Les quelques questions que nous avions posées dans Le Chasseur Français de février nous ont valu quelques réponses que nous croyons utile d'exposer ici.

M. L. L ..., de la Seine-Inférieure, propose une explication très originale, fort intéressante, mais qui demande des études beaucoup plus approfondies pour pouvoir en parler ici.

M. G. G ... (Allier) met en valeur une théorie vibratoire qui peut servir de base pour une étude plus serrée, car la mécanique ondulatoire n'a pas dit son dernier mot.

M. D. L ..., de Joinville, futur explorateur sous-marin, croit, en effet, aux poissons électriques et s'en intéresse particulièrement.

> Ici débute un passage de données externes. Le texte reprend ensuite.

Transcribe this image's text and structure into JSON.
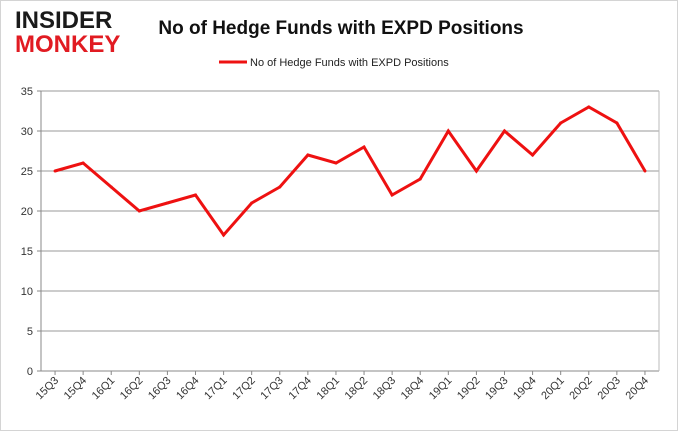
{
  "logo": {
    "line1": "INSIDER",
    "line2": "MONKEY"
  },
  "chart_data": {
    "type": "line",
    "title": "No of Hedge Funds with EXPD Positions",
    "categories": [
      "15Q3",
      "15Q4",
      "16Q1",
      "16Q2",
      "16Q3",
      "16Q4",
      "17Q1",
      "17Q2",
      "17Q3",
      "17Q4",
      "18Q1",
      "18Q2",
      "18Q3",
      "18Q4",
      "19Q1",
      "19Q2",
      "19Q3",
      "19Q4",
      "20Q1",
      "20Q2",
      "20Q3",
      "20Q4"
    ],
    "series": [
      {
        "name": "No of Hedge Funds with EXPD Positions",
        "color": "#ee1111",
        "values": [
          25,
          26,
          23,
          20,
          21,
          22,
          17,
          21,
          23,
          27,
          26,
          28,
          22,
          24,
          30,
          25,
          30,
          27,
          31,
          33,
          31,
          25
        ]
      }
    ],
    "ylim": [
      0,
      35
    ],
    "yticks": [
      0,
      5,
      10,
      15,
      20,
      25,
      30,
      35
    ],
    "grid": true,
    "legend_position": "top-center",
    "xlabel": "",
    "ylabel": ""
  }
}
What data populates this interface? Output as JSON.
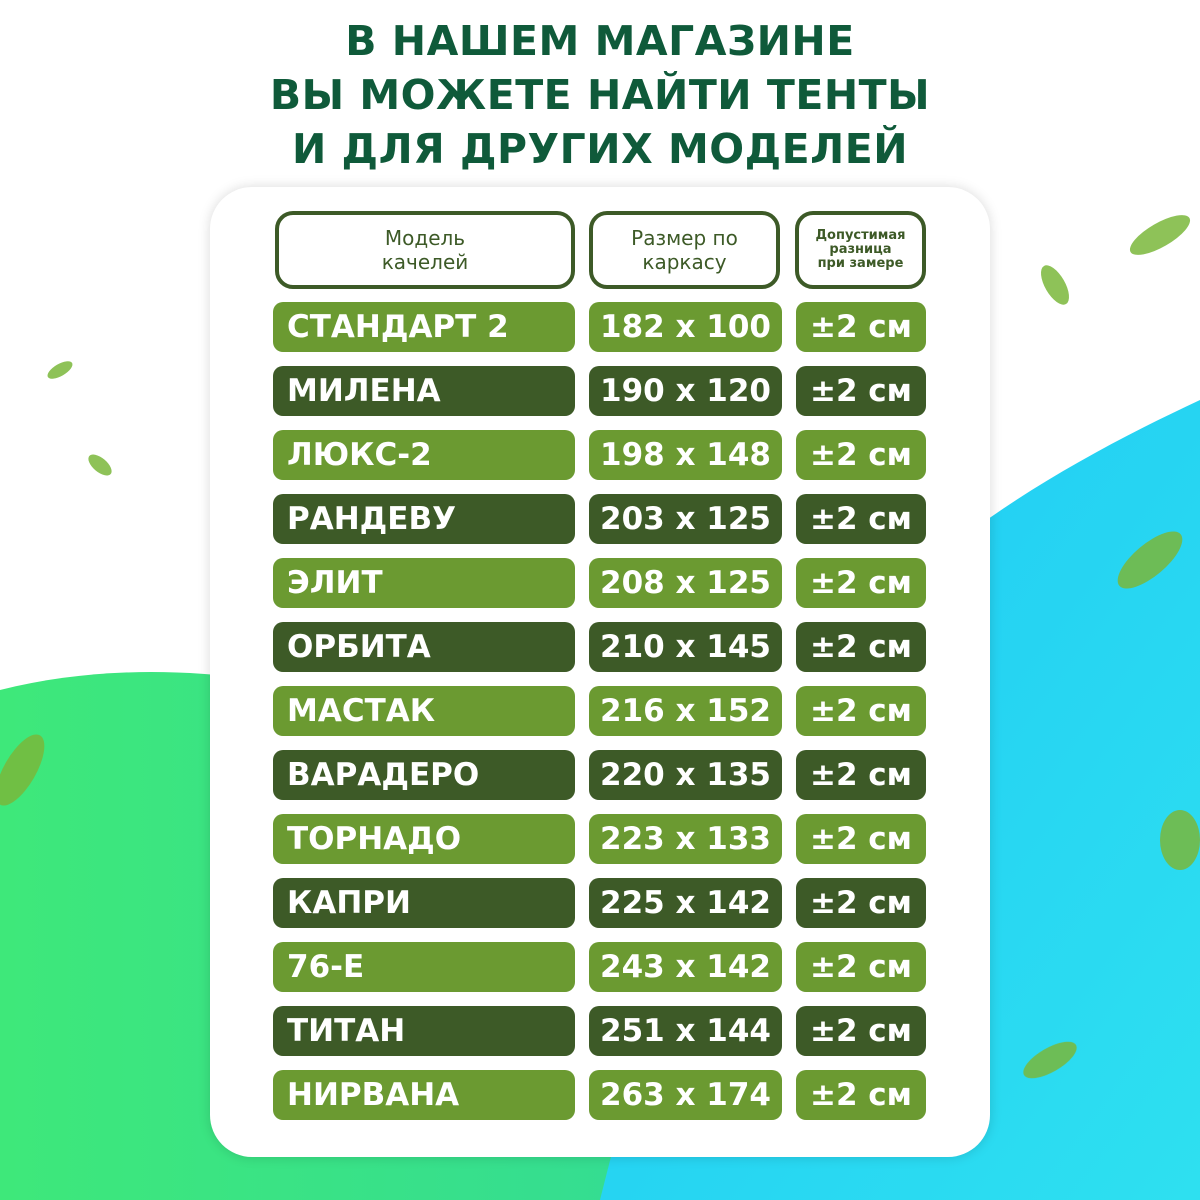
{
  "title": {
    "lines": [
      "В НАШЕМ МАГАЗИНЕ",
      "ВЫ МОЖЕТЕ НАЙТИ ТЕНТЫ",
      "И ДЛЯ ДРУГИХ МОДЕЛЕЙ"
    ]
  },
  "colors": {
    "title": "#0f5a3a",
    "row_light": "#6b9a31",
    "row_dark": "#3d5a27",
    "bg_green": "#3ee87a",
    "bg_cyan": "#1ec8f5"
  },
  "table": {
    "headers": {
      "model": [
        "Модель",
        "качелей"
      ],
      "size": [
        "Размер по",
        "каркасу"
      ],
      "tolerance": [
        "Допустимая",
        "разница",
        "при замере"
      ]
    },
    "rows": [
      {
        "model": "СТАНДАРТ 2",
        "size": "182 x 100",
        "tolerance": "±2 см"
      },
      {
        "model": "МИЛЕНА",
        "size": "190 x 120",
        "tolerance": "±2 см"
      },
      {
        "model": "ЛЮКС-2",
        "size": "198 x 148",
        "tolerance": "±2 см"
      },
      {
        "model": "РАНДЕВУ",
        "size": "203 x 125",
        "tolerance": "±2 см"
      },
      {
        "model": "ЭЛИТ",
        "size": "208 x 125",
        "tolerance": "±2 см"
      },
      {
        "model": "ОРБИТА",
        "size": "210 x 145",
        "tolerance": "±2 см"
      },
      {
        "model": "МАСТАК",
        "size": "216 x 152",
        "tolerance": "±2 см"
      },
      {
        "model": "ВАРАДЕРО",
        "size": "220 x 135",
        "tolerance": "±2 см"
      },
      {
        "model": "ТОРНАДО",
        "size": "223 x 133",
        "tolerance": "±2 см"
      },
      {
        "model": "КАПРИ",
        "size": "225 x 142",
        "tolerance": "±2 см"
      },
      {
        "model": "76-Е",
        "size": "243 x 142",
        "tolerance": "±2 см"
      },
      {
        "model": "ТИТАН",
        "size": "251 x 144",
        "tolerance": "±2 см"
      },
      {
        "model": "НИРВАНА",
        "size": "263 x 174",
        "tolerance": "±2 см"
      }
    ]
  }
}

Quant à M. L. B ..., de Marseille, électricien et chasseur sous-marin, il a eu maille à partir avec ces bêtes étranges et, à deux reprises, il a été réellement commotionné par des raies de 0m,40 de long. Il se félicite (on comprend ça) d'avoir raté une raie géante qui l'aurait certainement laissé sur le flanc.

M. E. B ... (Maroc) cite des expériences faites à l'Université de New-York sur l'anguille électrique. Il a été enregistré des différences de potentiel, de l'ordre de 550 volts et des puissances de décharge dans l'eau de 40 watts. Nous apprenons également avec surprise que le gymnote se sert de ses organes électriques pour se diriger suivant le principe des chauves-souris, qui possèdent générateurs et récepteurs d'ultra-sons pour se diriger dans les cavernes obscures.

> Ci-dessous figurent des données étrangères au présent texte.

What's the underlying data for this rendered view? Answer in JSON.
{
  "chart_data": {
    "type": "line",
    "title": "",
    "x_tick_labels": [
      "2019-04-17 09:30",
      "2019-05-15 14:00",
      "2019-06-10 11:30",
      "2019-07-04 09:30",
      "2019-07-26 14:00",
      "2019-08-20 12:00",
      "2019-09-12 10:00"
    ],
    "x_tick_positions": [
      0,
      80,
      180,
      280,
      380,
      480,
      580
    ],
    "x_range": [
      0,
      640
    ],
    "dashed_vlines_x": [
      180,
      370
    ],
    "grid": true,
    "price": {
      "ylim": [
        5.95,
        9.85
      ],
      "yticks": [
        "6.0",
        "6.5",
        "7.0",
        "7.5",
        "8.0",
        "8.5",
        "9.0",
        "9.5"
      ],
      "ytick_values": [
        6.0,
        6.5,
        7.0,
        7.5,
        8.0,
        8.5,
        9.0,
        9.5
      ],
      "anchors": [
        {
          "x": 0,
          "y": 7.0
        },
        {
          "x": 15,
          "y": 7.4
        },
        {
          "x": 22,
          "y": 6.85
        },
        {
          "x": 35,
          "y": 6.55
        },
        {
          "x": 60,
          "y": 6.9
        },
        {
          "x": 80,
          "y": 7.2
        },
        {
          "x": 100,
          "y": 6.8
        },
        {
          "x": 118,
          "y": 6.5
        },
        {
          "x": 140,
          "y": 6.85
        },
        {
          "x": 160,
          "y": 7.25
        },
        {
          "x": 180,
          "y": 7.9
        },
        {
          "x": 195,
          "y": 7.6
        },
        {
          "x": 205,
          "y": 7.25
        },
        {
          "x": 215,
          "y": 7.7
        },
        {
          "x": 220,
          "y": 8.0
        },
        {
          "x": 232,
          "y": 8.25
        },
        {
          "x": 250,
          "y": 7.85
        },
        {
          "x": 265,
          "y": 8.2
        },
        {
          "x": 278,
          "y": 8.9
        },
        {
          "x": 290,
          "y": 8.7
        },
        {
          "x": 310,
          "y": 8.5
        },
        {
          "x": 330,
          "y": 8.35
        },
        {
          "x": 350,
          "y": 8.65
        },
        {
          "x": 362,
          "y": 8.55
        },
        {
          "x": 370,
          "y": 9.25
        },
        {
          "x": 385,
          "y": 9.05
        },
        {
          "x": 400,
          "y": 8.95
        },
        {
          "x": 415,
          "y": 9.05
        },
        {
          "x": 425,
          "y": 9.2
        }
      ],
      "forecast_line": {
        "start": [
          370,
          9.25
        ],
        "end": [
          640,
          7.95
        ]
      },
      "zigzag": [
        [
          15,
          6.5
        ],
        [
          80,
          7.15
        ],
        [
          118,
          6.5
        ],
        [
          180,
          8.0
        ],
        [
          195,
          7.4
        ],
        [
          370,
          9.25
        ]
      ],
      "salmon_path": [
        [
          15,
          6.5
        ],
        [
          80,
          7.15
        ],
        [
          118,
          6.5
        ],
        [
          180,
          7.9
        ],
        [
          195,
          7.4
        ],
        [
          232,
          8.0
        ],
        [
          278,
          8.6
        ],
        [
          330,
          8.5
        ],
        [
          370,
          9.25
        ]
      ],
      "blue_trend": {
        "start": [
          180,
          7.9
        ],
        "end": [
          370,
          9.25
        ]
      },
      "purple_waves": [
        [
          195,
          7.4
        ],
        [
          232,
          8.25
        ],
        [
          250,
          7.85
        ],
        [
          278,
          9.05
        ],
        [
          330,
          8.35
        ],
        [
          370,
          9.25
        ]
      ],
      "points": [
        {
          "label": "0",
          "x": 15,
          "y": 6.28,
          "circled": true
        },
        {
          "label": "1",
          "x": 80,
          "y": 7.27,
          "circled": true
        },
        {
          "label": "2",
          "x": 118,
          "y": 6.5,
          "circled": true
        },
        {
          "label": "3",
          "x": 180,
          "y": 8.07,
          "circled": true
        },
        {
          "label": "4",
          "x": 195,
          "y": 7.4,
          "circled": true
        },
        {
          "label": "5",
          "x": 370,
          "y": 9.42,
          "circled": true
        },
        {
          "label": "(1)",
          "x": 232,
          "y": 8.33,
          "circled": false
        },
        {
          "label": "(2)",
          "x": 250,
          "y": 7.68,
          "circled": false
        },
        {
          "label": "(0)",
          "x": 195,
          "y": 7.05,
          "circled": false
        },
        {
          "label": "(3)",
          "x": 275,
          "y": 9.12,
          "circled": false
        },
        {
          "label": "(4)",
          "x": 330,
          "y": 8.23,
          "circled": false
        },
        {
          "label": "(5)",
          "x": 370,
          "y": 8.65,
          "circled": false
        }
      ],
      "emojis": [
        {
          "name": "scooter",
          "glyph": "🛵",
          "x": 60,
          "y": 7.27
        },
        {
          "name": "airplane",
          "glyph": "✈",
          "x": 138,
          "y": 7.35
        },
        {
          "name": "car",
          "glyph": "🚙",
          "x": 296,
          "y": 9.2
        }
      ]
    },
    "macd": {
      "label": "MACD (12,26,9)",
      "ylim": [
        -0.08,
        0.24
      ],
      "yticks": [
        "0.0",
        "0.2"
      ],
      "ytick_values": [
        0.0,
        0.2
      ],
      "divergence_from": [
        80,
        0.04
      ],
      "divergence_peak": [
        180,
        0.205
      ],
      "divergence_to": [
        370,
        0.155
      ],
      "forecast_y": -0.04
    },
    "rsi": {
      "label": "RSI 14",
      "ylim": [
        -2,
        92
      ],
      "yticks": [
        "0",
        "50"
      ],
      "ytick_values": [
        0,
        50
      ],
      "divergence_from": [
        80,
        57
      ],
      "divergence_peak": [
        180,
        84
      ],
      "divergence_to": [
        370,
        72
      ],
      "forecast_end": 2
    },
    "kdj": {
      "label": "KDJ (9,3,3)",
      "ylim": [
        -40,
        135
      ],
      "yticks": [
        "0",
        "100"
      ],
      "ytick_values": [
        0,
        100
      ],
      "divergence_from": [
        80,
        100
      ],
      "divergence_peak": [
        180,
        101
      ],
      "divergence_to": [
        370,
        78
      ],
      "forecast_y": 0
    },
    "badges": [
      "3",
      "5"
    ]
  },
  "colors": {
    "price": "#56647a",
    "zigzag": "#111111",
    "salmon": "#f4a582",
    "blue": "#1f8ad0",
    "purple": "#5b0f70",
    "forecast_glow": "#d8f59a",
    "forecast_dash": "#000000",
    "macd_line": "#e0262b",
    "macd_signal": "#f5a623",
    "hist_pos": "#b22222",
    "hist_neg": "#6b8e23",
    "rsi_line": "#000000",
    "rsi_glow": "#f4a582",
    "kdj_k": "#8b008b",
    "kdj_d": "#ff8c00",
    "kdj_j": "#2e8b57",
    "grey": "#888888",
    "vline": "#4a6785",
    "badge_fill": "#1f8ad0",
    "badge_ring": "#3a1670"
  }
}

M. Vz ..., qui a étudié ces animaux en laboratoire, nous apporte des indications précieuses et nous fait de la description des organes générateurs un exposé assez complet.

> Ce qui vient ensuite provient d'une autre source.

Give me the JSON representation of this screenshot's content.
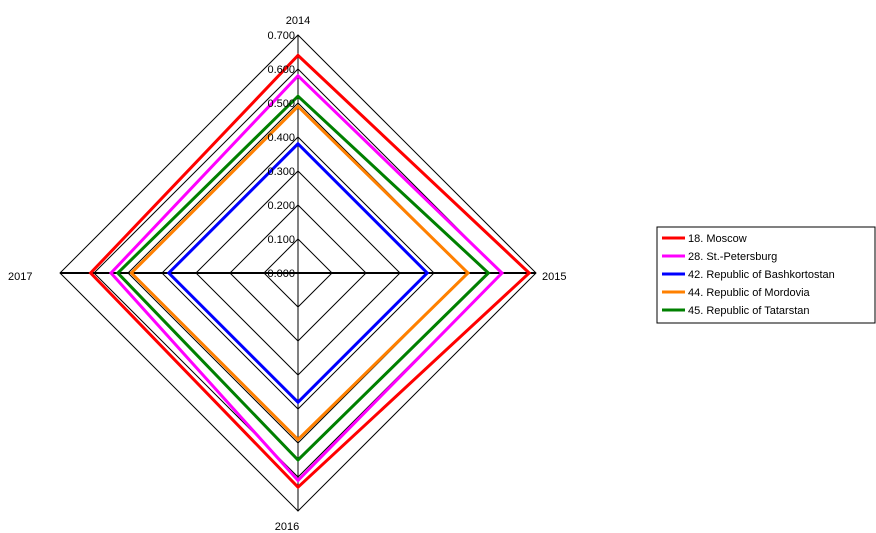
{
  "chart_data": {
    "type": "radar",
    "title": "",
    "axes": [
      "2014",
      "2015",
      "2016",
      "2017"
    ],
    "ticks": [
      "0.000",
      "0.100",
      "0.200",
      "0.300",
      "0.400",
      "0.500",
      "0.600",
      "0.700"
    ],
    "rlim": [
      0,
      0.7
    ],
    "grid": true,
    "legend_position": "right",
    "series": [
      {
        "name": "18. Moscow",
        "color": "#ff0000",
        "values": [
          0.64,
          0.68,
          0.63,
          0.61
        ]
      },
      {
        "name": "28. St.-Petersburg",
        "color": "#ff00ff",
        "values": [
          0.58,
          0.6,
          0.61,
          0.55
        ]
      },
      {
        "name": "42. Republic of Bashkortostan",
        "color": "#0000ff",
        "values": [
          0.38,
          0.38,
          0.38,
          0.38
        ]
      },
      {
        "name": "44. Republic of Mordovia",
        "color": "#ff8000",
        "values": [
          0.49,
          0.5,
          0.49,
          0.49
        ]
      },
      {
        "name": "45. Republic of Tatarstan",
        "color": "#008000",
        "values": [
          0.52,
          0.56,
          0.55,
          0.53
        ]
      }
    ]
  }
}
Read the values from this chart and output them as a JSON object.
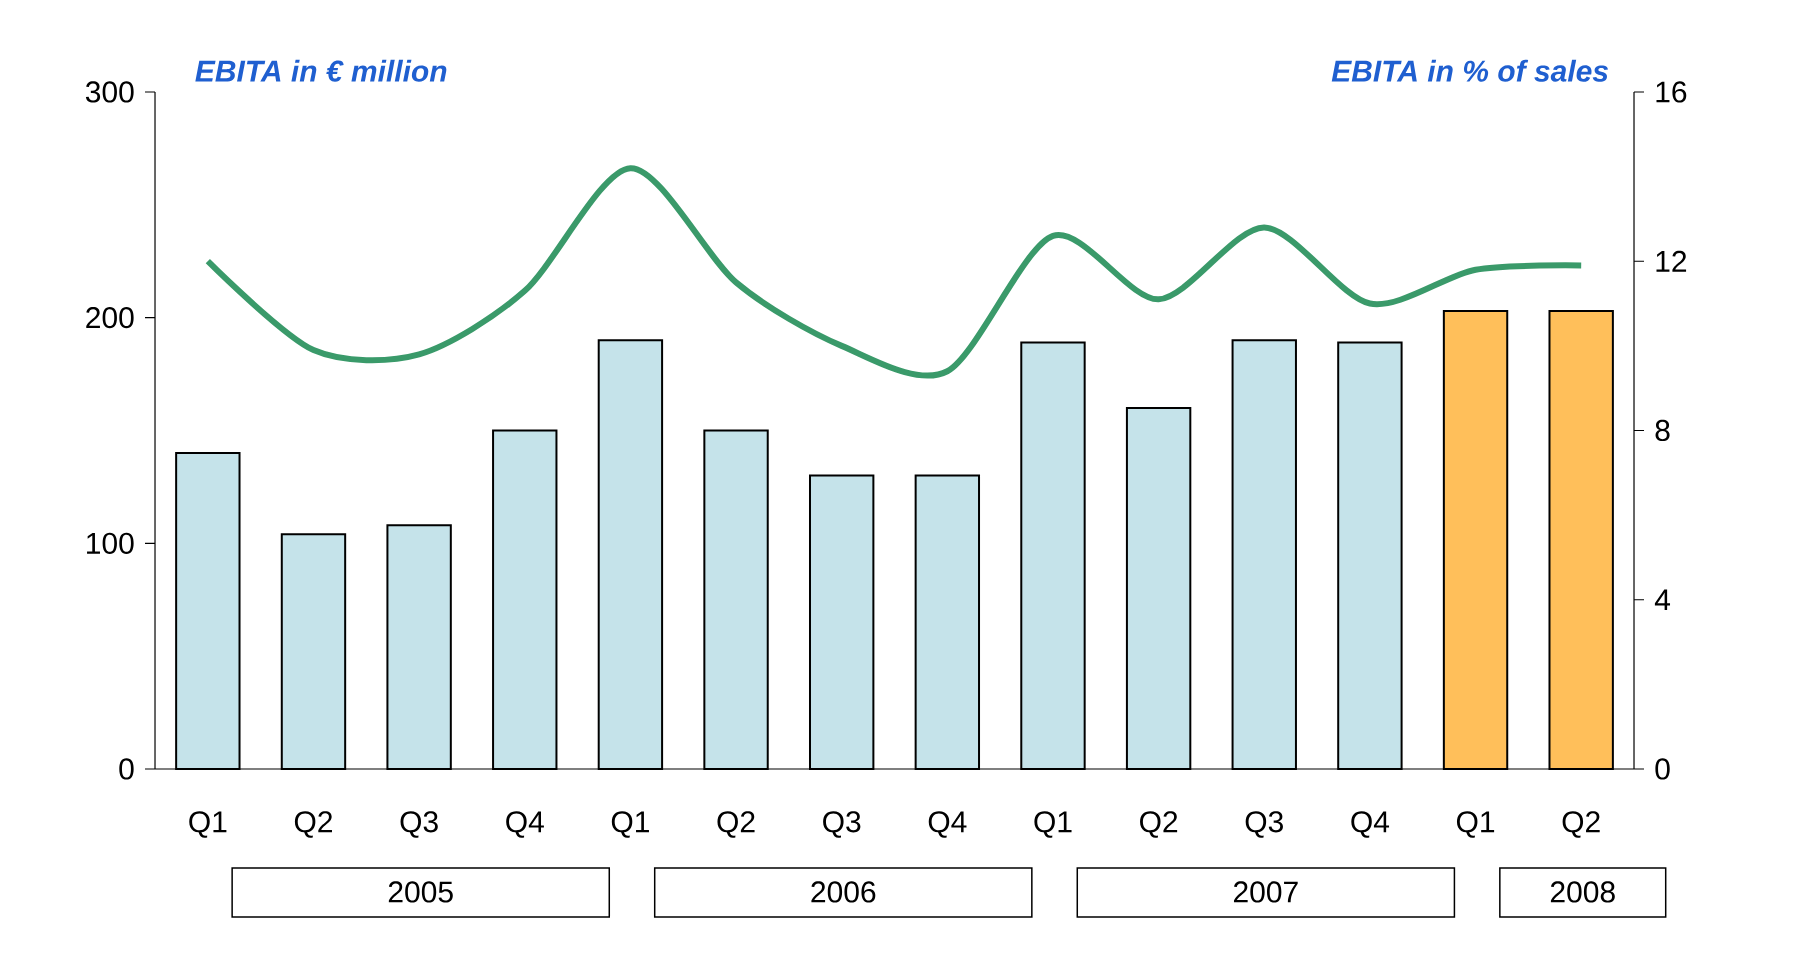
{
  "chart_data": {
    "type": "bar",
    "ylabel": "EBITA in € million",
    "y2label": "EBITA in % of sales",
    "categories": [
      "Q1",
      "Q2",
      "Q3",
      "Q4",
      "Q1",
      "Q2",
      "Q3",
      "Q4",
      "Q1",
      "Q2",
      "Q3",
      "Q4",
      "Q1",
      "Q2"
    ],
    "series": [
      {
        "values": [
          140,
          104,
          108,
          150,
          190,
          150,
          130,
          130,
          189,
          160,
          190,
          189,
          203,
          203
        ],
        "colors": [
          "#c5e3ea",
          "#c5e3ea",
          "#c5e3ea",
          "#c5e3ea",
          "#c5e3ea",
          "#c5e3ea",
          "#c5e3ea",
          "#c5e3ea",
          "#c5e3ea",
          "#c5e3ea",
          "#c5e3ea",
          "#c5e3ea",
          "#ffbf5a",
          "#ffbf5a"
        ]
      },
      {
        "type": "line",
        "axis": "y2",
        "color": "#3a9a6a",
        "values": [
          12.0,
          9.9,
          9.8,
          11.3,
          14.2,
          11.5,
          10.0,
          9.4,
          12.6,
          11.1,
          12.8,
          11.0,
          11.8,
          11.9
        ]
      }
    ],
    "ylim": [
      0,
      300
    ],
    "yticks": [
      0,
      100,
      200,
      300
    ],
    "y2lim": [
      0,
      16
    ],
    "y2ticks": [
      0,
      4,
      8,
      12,
      16
    ],
    "annotations": [
      "2005",
      "2006",
      "2007",
      "2008"
    ]
  }
}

Il nous apprend que les cellules génératrices sont disposées en deux groupes montés en parallèle et non en série. Ce montage, comme disent les électriciens, permet en effet des décharges d'une intensité considérable, mais, ce qui s'explique moins, c'est cette tension anormale aux « bornes » (?) de chaque cellule. Or n'oublions pas qu'aucun générateur chimique construit par l'homme ne dépasse 2 volts (la classique lampe de poche à trois piles en série).

M. Vz ... nous parle ensuite du système de décharge, mais là, dit-il, seule l'hypothèse nous permet d'apporter une réponse, et son explication nous fait supposer ceci en prenant toujours comme exemple la raie torpille. Par la disposition de ses organes générateurs, une des faces de l'animal est positive et l'autre négative ; l'ensemble est séparé par un tissu ou membrane isolant, et le récit suivant confirme cette hypothèse. Que se passe-t-il lorsque la bête est en danger ? M. L. B ..., déjà cité, va nous le dire, lorsqu'un jour, en chasse sous-marine, il avait harponné une raie et regagnait le rivage en entraînant sa proie : « Au moment précis où l'animal a quitté la surface de l'eau, j'ai reçu une violente décharge, qui m'a fait tout lâcher. » Une deuxième expérience n'a pas eu plus de succès. M. L. B ..., très astucieusement, a grimpé sur un rocher, tenant toujours la bête immergée, et a attendu que les organes soient complètement déchargés avant de la sortir de l'eau. Le héros de cette aventure, par pure représaille, pensa emporter cette bête pour la manger ; mais finalement il a abandonné cette proie qui l'avait si fâcheusement impressionné.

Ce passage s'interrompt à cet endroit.